# 130km MTB Strandrace in NL



## pollux8 (13. September 2007)

Am  28.10 startet das längste MTB Strandrennen Europas Von Hoek van Holland nach Den Helder. 
So wie letztes Jahr gewann Ramsens Bekkent bei starken Rückenwind (Südwest) die Distance in 3:30 Std .Bleibt nur zu hoffen,das dieses Jahr nicht der Wind von vorne kommt,dann gibt es solche Bedingungen wie in meine Fotogalerie 
Mehr Infos unter www.beachbiking.nl


----------



## pollux8 (20. September 2007)

Ist nicht so Euer Ding???Ich als ehemaliger Windsurfer liebe die rauhe Nordsee,Ich bin auch noch nicht mit gefahren aber ich denke,das 130km Beachbiking  eine neue Herausvorderung , und ein Abenteuer ist,wie die üblichen Marathons auf Schotterpisten.Nach einer Tagesfahrt wird das Bike durch Salzluft auch nicht angegriffen werden.


----------



## MTB-News.de




----------



## bofh (20. September 2007)

pollux8 schrieb:


> Am  28.10 startet das längste MTB Strandrennen Europas Von Hoek van Holland nach Den Helder.
> So wie letztes Jahr gewann Ramsens Bekkent bei starken Rückenwind (Südwest) die Distance in 3:30 Std .


Äh - damit willst Du sagen, daß der sieger für dieses Jahr auch schon feststeht? Sehr singlespeedy...  


> Mehr Infos unter www.beachbiking.nl


So man denn holländisch kann...

Vielleicht nächstes Jahr, wenn der Sieger noch nicht feststeht und ich wenigstens ein bißchen fitter bin als dieses Jahr.

E.


----------



## Wave (20. September 2007)

wie muss ich mir das vorstellen?? 130km und 0 höhenmeter?!
nur an der wasserkante entlang?

hab leider keine ahnung was da abgeht. intresse allerdings schon


----------



## BaSiS (20. September 2007)

pollux8 schrieb:


> Ist nicht so Euer Ding???Ich als ehemaliger Windsurfer liebe die rauhe Nordsee,Ich bin auch noch nicht mit gefahren aber ich denke,das 130km Beachbiking  eine neue Herausvorderung , und ein Abenteuer ist,wie die üblichen Marathons auf Schotterpisten.Nach einer Tagesfahrt wird das Bike durch Salzluft auch nicht angegriffen werden.

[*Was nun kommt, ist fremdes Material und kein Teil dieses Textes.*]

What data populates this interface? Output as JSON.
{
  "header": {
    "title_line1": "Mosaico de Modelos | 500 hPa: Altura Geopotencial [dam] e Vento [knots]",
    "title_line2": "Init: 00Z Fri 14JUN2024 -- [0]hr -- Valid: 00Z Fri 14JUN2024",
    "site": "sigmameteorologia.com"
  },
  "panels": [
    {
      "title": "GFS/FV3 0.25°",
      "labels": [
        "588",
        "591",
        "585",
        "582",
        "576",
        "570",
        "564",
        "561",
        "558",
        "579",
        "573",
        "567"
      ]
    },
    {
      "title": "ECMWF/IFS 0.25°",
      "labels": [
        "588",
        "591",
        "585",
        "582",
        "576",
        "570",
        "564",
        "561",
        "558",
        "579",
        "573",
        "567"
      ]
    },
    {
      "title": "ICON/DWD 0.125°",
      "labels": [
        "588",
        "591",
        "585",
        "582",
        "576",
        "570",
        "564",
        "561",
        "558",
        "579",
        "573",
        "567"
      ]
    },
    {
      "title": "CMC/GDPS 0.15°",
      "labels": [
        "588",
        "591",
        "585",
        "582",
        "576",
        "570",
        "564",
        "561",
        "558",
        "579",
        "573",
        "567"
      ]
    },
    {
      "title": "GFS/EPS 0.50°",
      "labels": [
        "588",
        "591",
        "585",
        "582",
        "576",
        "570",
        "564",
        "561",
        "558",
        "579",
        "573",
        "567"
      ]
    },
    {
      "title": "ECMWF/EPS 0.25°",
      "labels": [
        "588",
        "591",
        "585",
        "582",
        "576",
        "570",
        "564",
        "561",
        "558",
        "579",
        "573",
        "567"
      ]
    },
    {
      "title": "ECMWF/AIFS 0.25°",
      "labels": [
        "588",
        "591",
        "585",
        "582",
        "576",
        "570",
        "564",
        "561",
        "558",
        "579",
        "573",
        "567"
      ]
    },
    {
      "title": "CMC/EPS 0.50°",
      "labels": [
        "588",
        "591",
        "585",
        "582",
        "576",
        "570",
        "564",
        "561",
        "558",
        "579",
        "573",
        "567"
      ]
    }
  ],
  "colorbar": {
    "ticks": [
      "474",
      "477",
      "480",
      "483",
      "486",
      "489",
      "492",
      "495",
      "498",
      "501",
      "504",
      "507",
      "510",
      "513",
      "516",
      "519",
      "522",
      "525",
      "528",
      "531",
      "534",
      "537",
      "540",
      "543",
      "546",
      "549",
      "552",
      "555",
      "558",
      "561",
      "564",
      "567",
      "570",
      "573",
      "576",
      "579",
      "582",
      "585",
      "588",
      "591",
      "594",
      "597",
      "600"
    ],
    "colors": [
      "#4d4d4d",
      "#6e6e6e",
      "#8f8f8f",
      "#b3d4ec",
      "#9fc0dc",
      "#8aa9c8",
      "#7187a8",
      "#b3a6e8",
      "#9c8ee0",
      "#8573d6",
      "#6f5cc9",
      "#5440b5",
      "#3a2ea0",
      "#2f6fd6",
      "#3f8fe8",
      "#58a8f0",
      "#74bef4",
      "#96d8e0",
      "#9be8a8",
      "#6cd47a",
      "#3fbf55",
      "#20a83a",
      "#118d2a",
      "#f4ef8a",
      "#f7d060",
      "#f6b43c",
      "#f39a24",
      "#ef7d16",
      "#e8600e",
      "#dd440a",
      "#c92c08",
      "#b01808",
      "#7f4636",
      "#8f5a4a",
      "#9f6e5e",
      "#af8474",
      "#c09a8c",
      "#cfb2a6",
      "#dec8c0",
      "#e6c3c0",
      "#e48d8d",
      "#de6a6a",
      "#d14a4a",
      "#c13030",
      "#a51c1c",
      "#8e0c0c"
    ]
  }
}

ich stell's mir schon recht geil vor - nur die Anreise ...
und so geht's wohl vielen


----------



## pollux8 (20. September 2007)

Wave schrieb:


> wie muss ich mir das vorstellen?? 130km und 0 höhenmeter?!
> nur an der wasserkante entlang?
> 
> hab leider keine ahnung was da abgeht. intresse allerdings schon



 
Die Veranstalter haben sich schon den längsten Tag ausgesucht wo Ebbe ist,allerdings muß man das Ziel in 8 Std erreicht haben,dann kommt die Flut.und dann gibt es Passagen wo du weichen Sand hast. 
Strandreifen von Big Apple muß man schon aufziehen ,das bringt 30% mehr Leistung.Bei Südwest macht das Rennen riesen Spaß.
Bis jetzt bin ich im januar das Strandrennen egmomd-Pier-egmond mit gefahren.Da waren 2600 Teilnemer an Start.http://www.egmondpieregmond.nl/


----------



## mountain 31 (26. September 2007)

Hi Pollux!

Das sieht ja richtig genial aus und ich weiß das die Holländer Radsportevents gut organisiert bekommen. Ein deutscher Teilnehmer steht schon auf der Liste aus Vreden. Das bist doch bestimmt dann du!?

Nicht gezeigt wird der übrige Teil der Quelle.